J Neurosci Res, 2006 · DOI: 10.1002/jnr.20968 · Published: August 15, 2006
This study compares different viral vectors (lentiviral, adenoviral, and retroviral) for delivering genes to the spinal cord to enhance axonal regeneration and neuroprotection after spinal cord injury (SCI). The goal is to find the best method for stable and long-lasting gene expression. The researchers used a neurotrophin called D15A, which promotes neuron survival and growth, and tracked its expression levels after delivering it via the different viral vectors both directly into the spinal cord (in vivo) and using transplanted cells (ex vivo). They also looked at the inflammatory responses caused by each vector. Lentiviral vectors showed the most stable and long-term gene expression. Retroviral vectors caused rapid downregulation of gene expression, while adenoviral vectors were in between. The study suggests that lentiviral vectors are best when stable, long-term gene expression is needed, while retroviral vectors may be suitable for transient expression.

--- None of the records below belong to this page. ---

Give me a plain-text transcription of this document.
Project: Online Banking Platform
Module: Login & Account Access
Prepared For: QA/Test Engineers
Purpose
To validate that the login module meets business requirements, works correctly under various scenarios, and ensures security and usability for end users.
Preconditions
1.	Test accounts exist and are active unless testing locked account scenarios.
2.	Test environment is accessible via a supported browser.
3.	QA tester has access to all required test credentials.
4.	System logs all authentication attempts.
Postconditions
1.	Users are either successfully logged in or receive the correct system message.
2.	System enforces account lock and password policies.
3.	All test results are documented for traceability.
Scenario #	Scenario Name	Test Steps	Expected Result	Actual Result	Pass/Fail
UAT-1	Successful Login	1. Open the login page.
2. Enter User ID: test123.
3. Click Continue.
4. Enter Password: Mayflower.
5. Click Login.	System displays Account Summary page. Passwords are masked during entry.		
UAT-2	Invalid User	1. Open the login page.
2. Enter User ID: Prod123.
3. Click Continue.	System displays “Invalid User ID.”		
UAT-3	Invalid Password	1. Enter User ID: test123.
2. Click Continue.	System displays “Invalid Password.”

The study provides guidance on selecting the appropriate viral vector based on the desired duration of transgene expression in spinal cord gene therapy.
The study highlights the importance of directly assessing transgene protein levels rather than relying solely on marker proteins for evaluating gene expression.
The study suggests strategies for managing the inflammatory response associated with adenoviral gene delivery to improve transgene stability.